Young leaders from Myanmar shared their struggles in fostering youth participation during a forum organized by Alyansang Tapat sa Lasalista (Tapat) dubbed Voices of Myanmar: Challenges to Youth Participation, which was held in room Y408 in the Yuchengco Hall last September 10.
The guests represented the youth organization network, National Youth Congress (NYC), which aims to empower the youth in Myanmar’s democratic transition.
The talk on youth participation and governance likewise featured a panel of young Filipino leaders who also expressed their own insights and similar experiences with trying to encourage participation among the youth. The event was part of a series of activities under the Youth Leaders Study Visit Program by the NYC and the Filipino non-government organization Center for Youth Advocacy and Networking.
National Youth Congress
Since the establishment of their organization in 2013, the leaders of NYC have had the same vision—to have more active participation from the youth in every sector of the country. Kyaw Ye Htet, NYC’s Program Coordinator, shared some of their goals. He explained that NYC aims to connect with international youth movements, strengthen collaboration within youth networks, develop a national policy, and to strengthen NYC to represent all the youth of the nation.
To realize their goals, NYC has conducted forums, events, workshops, and research. NYC also recognized past events arranged by other organizations, including Myanmar Youth Forums in 2012, 2014, and 2016, which had the same goal of improving youth participation. In the same way, other forums such as the ASEAN Youth forum in 2014 also took part in increasing the presence of the youth in national issues.

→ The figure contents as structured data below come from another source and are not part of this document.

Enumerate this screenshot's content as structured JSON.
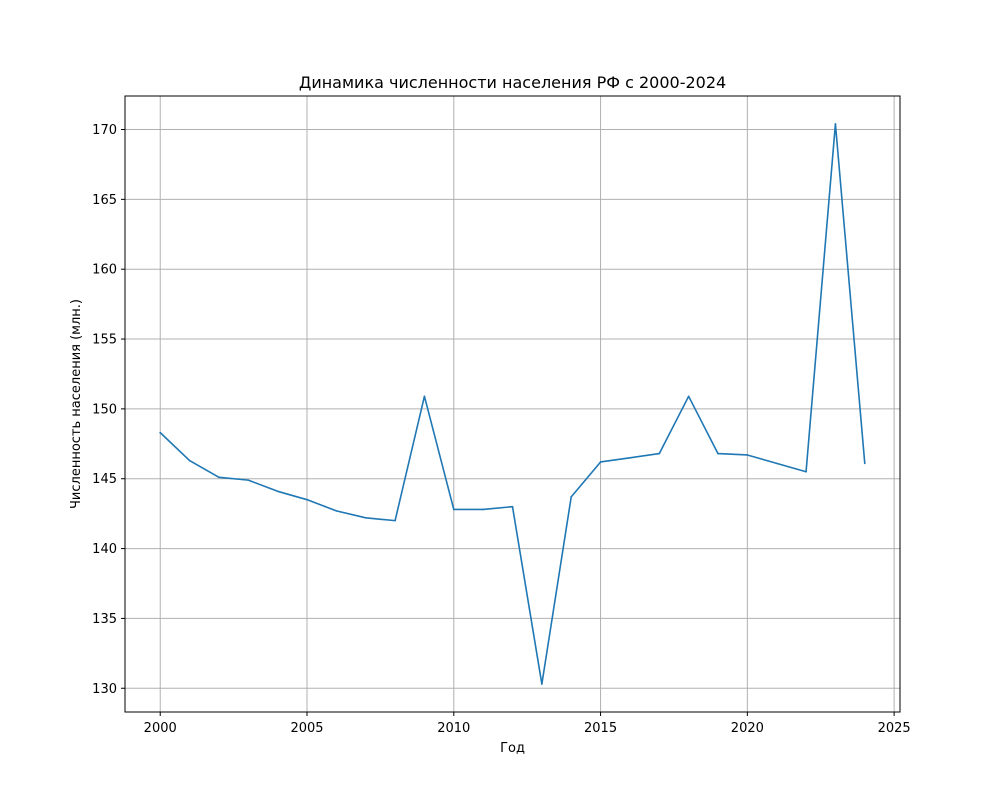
{
  "chart_data": {
    "type": "line",
    "title": "Динамика численности населения РФ с 2000-2024",
    "xlabel": "Год",
    "ylabel": "Численность населения (млн.)",
    "xlim": [
      1998.8,
      2025.2
    ],
    "ylim": [
      128.3,
      172.4
    ],
    "xticks": [
      2000,
      2005,
      2010,
      2015,
      2020,
      2025
    ],
    "yticks": [
      130,
      135,
      140,
      145,
      150,
      155,
      160,
      165,
      170
    ],
    "grid": true,
    "colors": {
      "line": "#1f77b4",
      "grid": "#b0b0b0"
    },
    "series": [
      {
        "x": [
          2000,
          2001,
          2002,
          2003,
          2004,
          2005,
          2006,
          2007,
          2008,
          2009,
          2010,
          2011,
          2012,
          2013,
          2014,
          2015,
          2016,
          2017,
          2018,
          2019,
          2020,
          2021,
          2022,
          2023,
          2024
        ],
        "values": [
          148.3,
          146.3,
          145.1,
          144.9,
          144.1,
          143.5,
          142.7,
          142.2,
          142.0,
          150.9,
          142.8,
          142.8,
          143.0,
          130.3,
          143.7,
          146.2,
          146.5,
          146.8,
          150.9,
          146.8,
          146.7,
          146.1,
          145.5,
          170.4,
          146.1
        ]
      }
    ]
  }
}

State of the Myanmar’s youth
Though there is no official definition of what ages comprise the Myanmar’s youth, Secretariat Team member Mai Rose Mary shared that it is commonly understood that the category consists of people between 18 to 35 years old. She also imparted that their country’s 2014 census states that 60 percent of the country’s population alone is composed of individuals below 35 years of age.
She revealed, however, that youth participation in the country’s legislature was only at 8.23 percent, and that there were no youth representatives in the Union Peace Dialogue Joint Committee, a political discussion body.
Nearly 70 percent of those in the 18 to 34 years old demographic have not completed high school, Rose pointed out: “We have a very bad education system. And only those who live in the urban city can afford to go to school, but mostly, in the rural area, they don’t go to school—rather than go to school, they will help their families work.”
Further, while the majority of young men and women enjoy some kind of employment, the “very low” minimum wage—which the Myanmar government officially puts at 4,800 kyats, roughly equivalent to P163, for a working day of eight hours—creates high migration rates of 80 percent among young people, who mostly go to neighboring Southeast Asian countries or to those with more advanced economies in search of better job opportunities.
Facing domestic issues
Asked to share the domestic social problems affecting Myanmar, Thet Paing Myo, a member of NYC’s Steering Committee, gave examples that he also considered as hindrances for the youth in their country. One of which was that people were afraid of getting caught in the crossfire between armed civilians and the military.
Paing also described the issue with education, saying, “Many of [the] students are in the frontlines of [the] revolution because most of our [revolutions] stem from university [campuses].” He also said that one concern was their freedom of expression, which “has been limited for a long time—over 60 years.”
Unease over peace, education, and freedom of expression, he described, continued to plague their country.
Meanwhile, Ken Azcarraga, the event’s project head from Tapat, described anxieties over the situation in the Philippines. “Right now, I feel like we have slowly gone back to those old ways [in the martial law era], where we as a people feel like we don’t have that freedom of speech that we used to have,” he told the visiting speakers.
‘No youth inclusion’
In a panel discussion, Rose explained that “there is no youth inclusion at all” in decision-making in national matters. She clarified that while there are young people present in bodies like certain peace-monitoring organizations, they only function as technical support, “They are on the margin; they are not included in decision-making.”
Akbayan Youth National Chairperson Chao Cabatingan likewise shared, “There’s really minimal to [no] youth participation as from the government” in the peace process in the Philippines. He advised that the efforts shown by the guests from the NYC are something to learn from.
Paing mentioned that peace, education, and freedom of expression are the local issues that the NYC aims to address to increase youth participation. He discussed that in Myanmar, freedom of expression has been limited for a long time.
In the same manner, Azcarraga claimed that the Filipino people lack the “freedom of speech that [they] used to have”, and cited Tapat’s goal to “fight for democracy and change” through various projects and initiatives in response to the said concern. “Now [is] the time to bring back [the] passion to bring change to society. What better way to do that than [by] empowering the youth,” he asserted.